Marriage Is a Business
There’s a way marriage gets talked about that makes it sound like the peak of a love story, the moment where everything clicks into place and stays there. But strip away the aesthetics of white dresses and chapels and what you’re left with is a contract. Weddings alone can run into tens of thousands. After that comes the merging of accounts, shared expenses, long-term financial entanglement that is much harder to undo than it is to enter. One person’s debt can become the other’s problem. One person’s career choices can shape the other’s stability.
People lean into the idea that marriage is about commitment, about choosing each other every day, about building a life together. The truth is, the government doesn’t care about your love story. Marriage has always been about property, inheritance, and control over women’s labor and bodies.

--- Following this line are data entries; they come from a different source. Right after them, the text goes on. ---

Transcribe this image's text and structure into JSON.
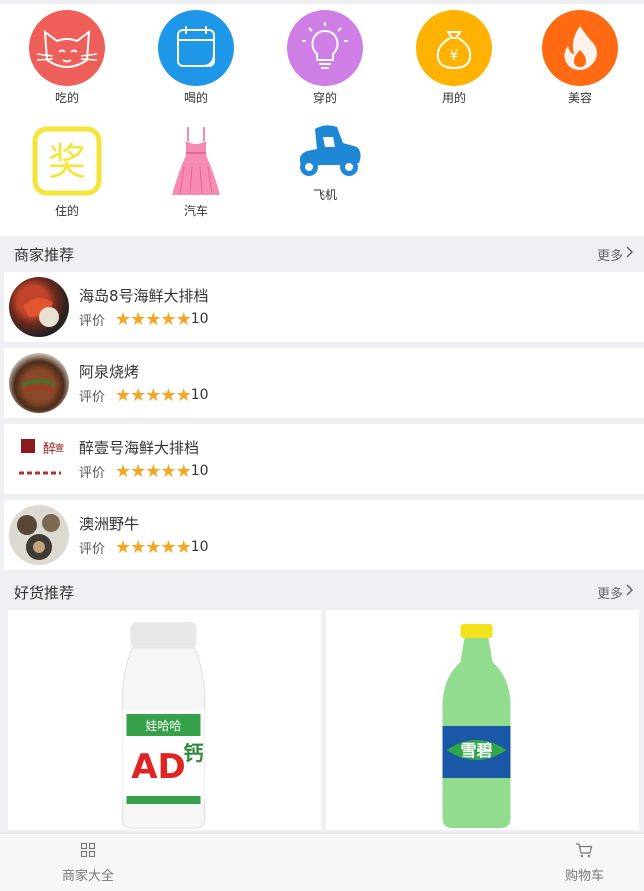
{
  "categories": [
    {
      "label": "吃的",
      "icon": "cat-face-icon",
      "color": "#ef5f5a"
    },
    {
      "label": "喝的",
      "icon": "calendar-icon",
      "color": "#1e97e8"
    },
    {
      "label": "穿的",
      "icon": "lightbulb-icon",
      "color": "#cf7ee6"
    },
    {
      "label": "用的",
      "icon": "money-bag-icon",
      "color": "#ffb300"
    },
    {
      "label": "美容",
      "icon": "flame-icon",
      "color": "#ff6a13"
    },
    {
      "label": "住的",
      "icon": "award-badge-icon",
      "color": "#f5e43a"
    },
    {
      "label": "汽车",
      "icon": "dress-icon",
      "color": "#f78bb3"
    },
    {
      "label": "飞机",
      "icon": "scooter-icon",
      "color": "#1e88d6"
    }
  ],
  "merchant_section": {
    "title": "商家推荐",
    "more": "更多"
  },
  "merchants": [
    {
      "name": "海岛8号海鲜大排档",
      "rating_label": "评价",
      "stars": "★★★★★",
      "score": "10"
    },
    {
      "name": "阿泉烧烤",
      "rating_label": "评价",
      "stars": "★★★★★",
      "score": "10"
    },
    {
      "name": "醉壹号海鲜大排档",
      "rating_label": "评价",
      "stars": "★★★★★",
      "score": "10"
    },
    {
      "name": "澳洲野牛",
      "rating_label": "评价",
      "stars": "★★★★★",
      "score": "10"
    }
  ],
  "goods_section": {
    "title": "好货推荐",
    "more": "更多"
  },
  "goods": [
    {
      "product": "AD钙奶",
      "brand": "娃哈哈"
    },
    {
      "product": "雪碧"
    }
  ],
  "tabbar": {
    "left": "商家大全",
    "right": "购物车"
  },
  "colors": {
    "star": "#f5a623",
    "page_bg": "#f0f0f4"
  }
}
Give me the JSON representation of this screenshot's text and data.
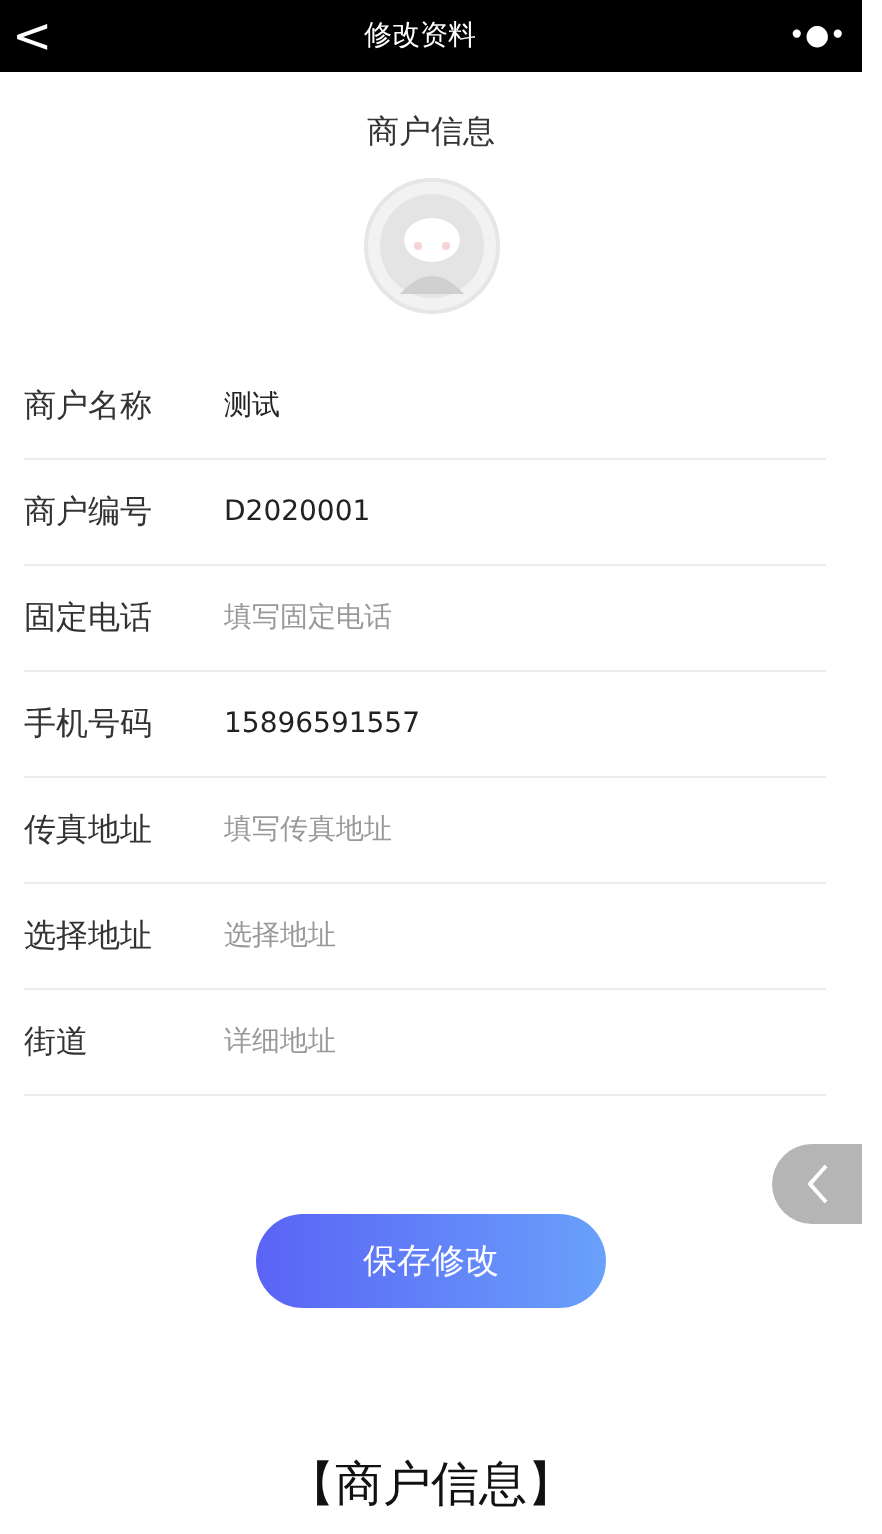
{
  "header": {
    "back": "<",
    "title": "修改资料",
    "more": "•●•"
  },
  "section_title": "商户信息",
  "fields": [
    {
      "label": "商户名称",
      "value": "测试"
    },
    {
      "label": "商户编号",
      "value": "D2020001"
    },
    {
      "label": "固定电话",
      "placeholder": "填写固定电话"
    },
    {
      "label": "手机号码",
      "value": "15896591557"
    },
    {
      "label": "传真地址",
      "placeholder": "填写传真地址"
    },
    {
      "label": "选择地址",
      "placeholder": "选择地址"
    },
    {
      "label": "街道",
      "placeholder": "详细地址"
    }
  ],
  "save_button": "保存修改",
  "caption": "【商户信息】"
}
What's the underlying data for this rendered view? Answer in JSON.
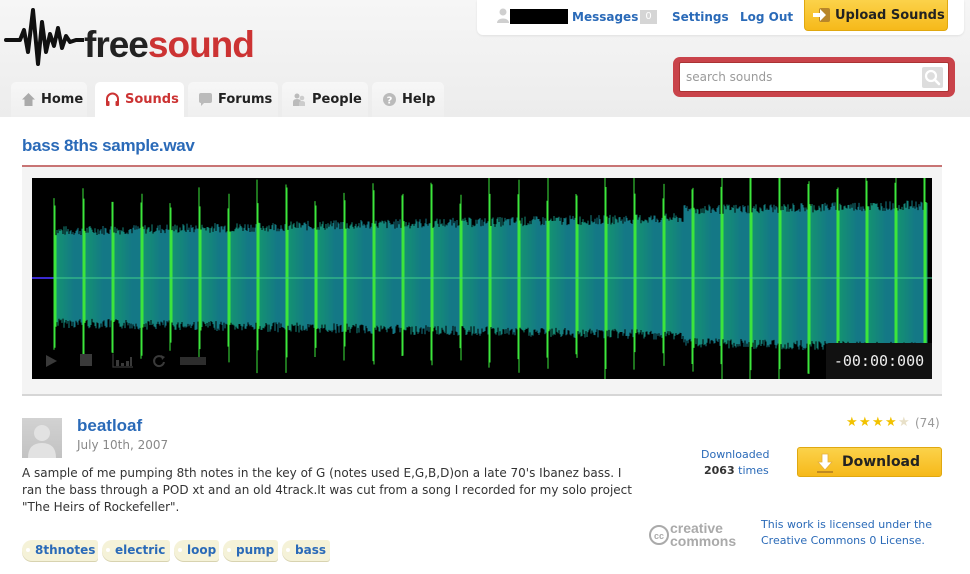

Divorce makes the contractual nature obvious very quickly. Suddenly everything has to be divided, calculated, negotiated. The process is expensive, stressful, and often drawn out. The reason why divorce costs so much is because there is something real to untangle. You are dissolving a legal and financial structure, not just ending a feeling. Anyone can fall of love at any time. But actually extracting yourself from a legal agreement is not as simple.
Marriage functions like going into business with someone, which is why it actually makes sense to look at things people usually avoid in dating. Tax returns, debt, credit score, spending habits. All of that matters once your finances are tied together. But notice how uncomfortable that feels in a relationship before marriage. Asking those questions to a boyfriend can come off as invasive and strange. And yet those are exactly the things that become unavoidable once you’re married. If that level of transparency feels uncomfortable before marriage, it doesn’t suddenly become easier after.


As someone who’s always wanted to get married I can’t help but agree with you🫠. The idea of “love” marriage does make me roll my eyes because as you rightly say it is not. Marriage was never about love… even in the “olden days” with castles and pretty gowns…it was always about ownership, property, dowry, it was an investment. You can be madly in love and get married but the “marriage” the “ceremony” ain’t love at all! 🤷🏽♀️
Absolutely. Marriage will always be a property contract. The idea of "love marriage" is extremely new. Since I'm Indian American I learned the two sides, the "love marriage" as well as "arranged marriage" which really puts it all into focus. When I was younger Suze Orman spent a lot of time talking about understanding finances before marriage. She's not credible in many ways, but she was one of the few women talking that angle in the 90's/early 2000's. All marriage is enslavement so I would tell all women never enter that contract, BUT if she has no meaningful choices at the least she must study up on finances so she's not clueless going in and learns how to setup separate ER funds to protect herself.